Prof. Rudling of Lund University in Sweden said he has found evidence that Mr. Kubijovych collaborated with Hans Frank, the personal legal adviser to Adolf Hitler and a member of his cabinet, who was appointed governor of occupied Poland and implicated in the mass murder of Jews.

He said Mr. Kubijovych, who settled in France after the Second World War, also corresponded with Adolf Eichmann, the high-ranking Nazi official who was hanged after the war in Israel for playing a key role in the Third Reich’s killing of Jews.

A photograph of a parade in Lviv, Ukraine, in July, 1943, shows Mr. Kubijovych making a Nazi salute alongside Otto Wächter, a senior member of the SS who also served as governor of Galicia and Krakow. Nazi hunter Simon Wiesenthal alleged that Mr. Wächter oversaw the transportation of thousands of Jews to extermination camps.

Mr. Kubijovych became a prominent member of the Ukrainian community who edited the Encyclopedia of Ukraine. The Volodymyr and Daria Kubijovych Memorial Endowment Fund was established in 1986 and, according to a link to a website the university has now taken down, is worth $437,757.

“If they can’t have the Hunka endowment but are hanging on to an endowment for $430,000 from the founder of the Waffen SS Galician, it’s very problematic,” Prof.
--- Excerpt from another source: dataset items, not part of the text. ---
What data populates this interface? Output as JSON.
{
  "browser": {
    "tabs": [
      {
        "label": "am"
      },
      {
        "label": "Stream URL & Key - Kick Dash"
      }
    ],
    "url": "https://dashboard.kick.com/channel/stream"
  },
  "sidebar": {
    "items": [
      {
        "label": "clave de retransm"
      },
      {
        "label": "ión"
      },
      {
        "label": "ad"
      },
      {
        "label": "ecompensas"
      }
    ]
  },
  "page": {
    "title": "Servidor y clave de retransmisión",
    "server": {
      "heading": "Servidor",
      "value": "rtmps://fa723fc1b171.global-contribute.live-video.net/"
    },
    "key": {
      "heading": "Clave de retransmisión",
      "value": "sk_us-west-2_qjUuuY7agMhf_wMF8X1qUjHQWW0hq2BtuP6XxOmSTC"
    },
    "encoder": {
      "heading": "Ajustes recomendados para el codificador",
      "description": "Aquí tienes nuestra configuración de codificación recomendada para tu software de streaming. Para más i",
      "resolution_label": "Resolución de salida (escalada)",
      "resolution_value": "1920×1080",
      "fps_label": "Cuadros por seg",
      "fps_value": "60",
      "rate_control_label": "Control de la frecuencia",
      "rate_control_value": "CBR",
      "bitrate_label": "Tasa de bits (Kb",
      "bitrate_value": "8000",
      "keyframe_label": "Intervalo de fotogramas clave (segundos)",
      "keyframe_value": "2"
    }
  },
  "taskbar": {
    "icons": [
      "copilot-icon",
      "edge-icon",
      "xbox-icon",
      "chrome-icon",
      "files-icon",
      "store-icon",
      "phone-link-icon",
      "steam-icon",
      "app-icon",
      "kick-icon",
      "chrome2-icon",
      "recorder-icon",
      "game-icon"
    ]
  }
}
Rudling said.

He said the university should also return donations in the names of other former Waffen SS veterans, including $50,000 from the family of Levko Babij. His donation was designed to fund the study of 20th-century Ukrainian history, especially during the Second World War. Prof. Rudling said Mr. Babij was a former president of the Ukrainian veterans association.
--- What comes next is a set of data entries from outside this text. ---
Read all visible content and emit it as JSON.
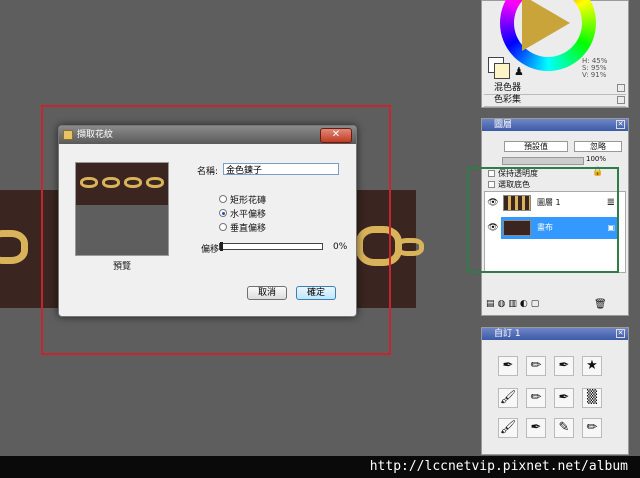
{
  "dialog": {
    "title": "擷取花紋",
    "close_label": "✕",
    "preview_label": "預覽",
    "name_label": "名稱:",
    "name_value": "金色鍊子",
    "options": [
      "矩形花磚",
      "水平偏移",
      "垂直偏移"
    ],
    "selected_option": 1,
    "offset_label": "偏移",
    "offset_value": "0%",
    "offset_fraction": 0,
    "cancel_label": "取消",
    "ok_label": "確定"
  },
  "color_panel": {
    "hsv": [
      "H: 45%",
      "S: 95%",
      "V: 91%"
    ],
    "rows": [
      "混色器",
      "色彩集"
    ]
  },
  "layers_panel": {
    "title": "圖層",
    "blend_mode": "預設值",
    "composite": "忽略",
    "opacity": "100%",
    "preserve_transparency": "保持透明度",
    "pick_underlying": "選取底色",
    "layers": [
      {
        "name": "圖層 1",
        "selected": false
      },
      {
        "name": "畫布",
        "selected": true
      }
    ]
  },
  "custom_panel": {
    "title": "自訂 1",
    "tools": [
      "✒",
      "✏",
      "✒",
      "★",
      "🖌",
      "✏",
      "✒",
      "▒",
      "🖌",
      "✒",
      "✎",
      "✏"
    ]
  },
  "watermark": "http://lccnetvip.pixnet.net/album",
  "colors": {
    "accent": "#3d5aa8",
    "selected_layer": "#3399ff",
    "chain_gold": "#d9b35a",
    "strip_brown": "#3a2520",
    "red_frame": "#c8262e",
    "green_frame": "#2e7d46"
  }
}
The university also received a $15,000 donation from Roman Kolisnyk, whom Prof. Rudling said was an officer with the rank of untersturmführer in the Galicia Waffen SS division, and editor of the journal of the Ukrainian Waffen SS veterans. After the war he settled in Toronto.

Established in 2011 by Mr. Kolisnyk, the fund is worth around $100,900 and supports translations and publications of Ukrainian literary works, memoirs and diaries.
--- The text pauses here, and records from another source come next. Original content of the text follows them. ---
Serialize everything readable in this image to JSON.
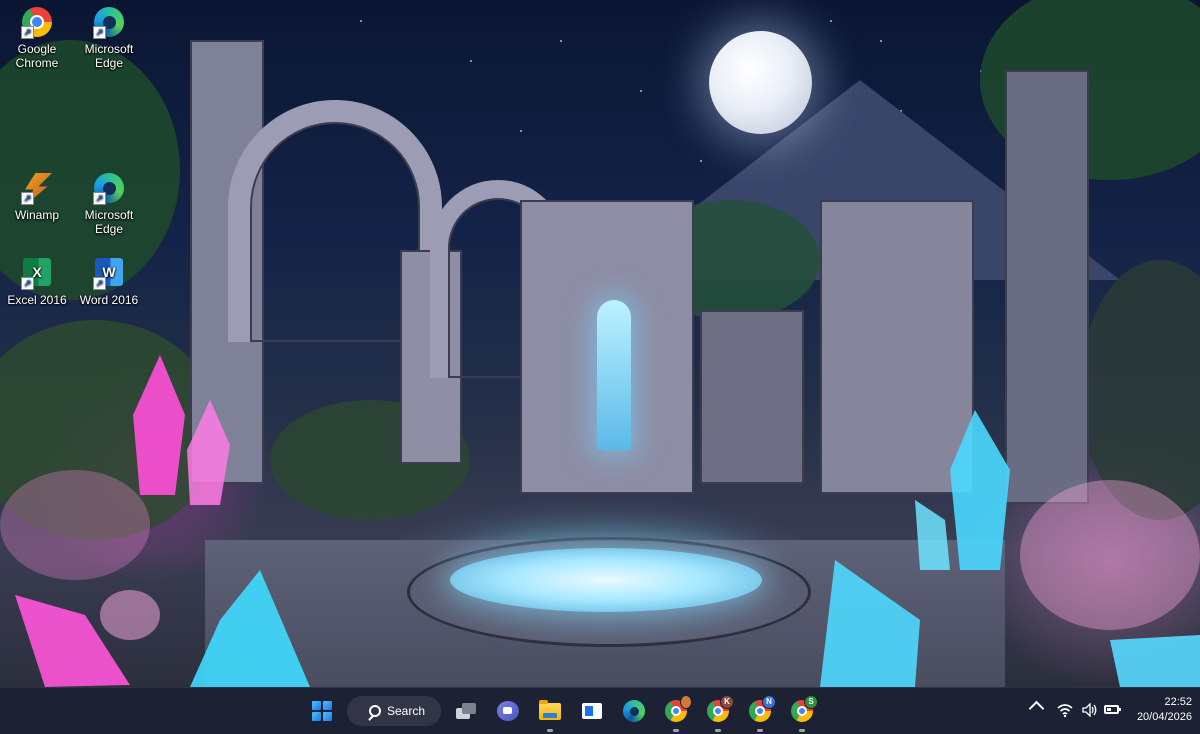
{
  "desktop": {
    "icons": [
      {
        "label": "Google\nChrome",
        "icon": "chrome-icon"
      },
      {
        "label": "Microsoft\nEdge",
        "icon": "edge-icon"
      },
      {
        "label": "Winamp",
        "icon": "winamp-icon"
      },
      {
        "label": "Microsoft\nEdge",
        "icon": "edge-icon"
      },
      {
        "label": "Excel 2016",
        "icon": "excel-icon"
      },
      {
        "label": "Word 2016",
        "icon": "word-icon"
      }
    ]
  },
  "taskbar": {
    "search_label": "Search",
    "apps": [
      {
        "name": "Start",
        "icon": "windows-start-icon"
      },
      {
        "name": "Task View",
        "icon": "task-view-icon"
      },
      {
        "name": "Chat",
        "icon": "chat-icon"
      },
      {
        "name": "File Explorer",
        "icon": "folder-icon"
      },
      {
        "name": "Widgets",
        "icon": "widgets-icon"
      },
      {
        "name": "Microsoft Edge",
        "icon": "edge-icon"
      },
      {
        "name": "Google Chrome",
        "icon": "chrome-icon",
        "badge": ""
      },
      {
        "name": "Google Chrome",
        "icon": "chrome-icon",
        "badge": "K"
      },
      {
        "name": "Google Chrome",
        "icon": "chrome-icon",
        "badge": "N"
      },
      {
        "name": "Google Chrome",
        "icon": "chrome-icon",
        "badge": "S"
      }
    ],
    "badge_colors": {
      "K": "#8a4b3c",
      "N": "#3d6fd8",
      "S": "#2f8f3c",
      "default": "#d07a3a"
    },
    "tray": {
      "icons": [
        "chevron-up-icon",
        "wifi-icon",
        "volume-icon",
        "battery-icon"
      ],
      "time": "22:52",
      "date": "20/04/2026"
    }
  }
}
The university’s Canadian Institute of Ukrainian Studies, which their donations helped fund, refers in past newsletters to their service with the SS Galicia division.

Veterans of the SS regiment have also held positions at the University of Alberta. They include Peter Savaryn, who became its chancellor. In 1987, Mr. Savaryn was named to the Order of Canada by the governor-general. He was also president of the Progressive Conservative Association of Alberta.

In Canada, members of the Ukrainian diaspora have striven to depict the SS Galicia division, which was made up of volunteers from Western Ukraine, as freedom fighters. It was founded after the German defeat at Stalingrad in 1943 in an attempt to push back the advancing Soviets.

Myroslav Shkandrij, author of In the Maelstrom: The Waffen-SS ‘Galicia’ Division and Its Legacy, said the division’s spokespeople have had to deal with the “opprobrium generated by their association with a regime as repugnant as the Third Reich.”

“In the decades after the Second World War the division’s veterans debated whether creation of the formation had been a mistake, whether their idea of breaking from the Germans at the war’s end and becoming the core of a Ukrainian army had been a fantasy, and whether they had in fact been a German and not a Ukrainian army,” he said.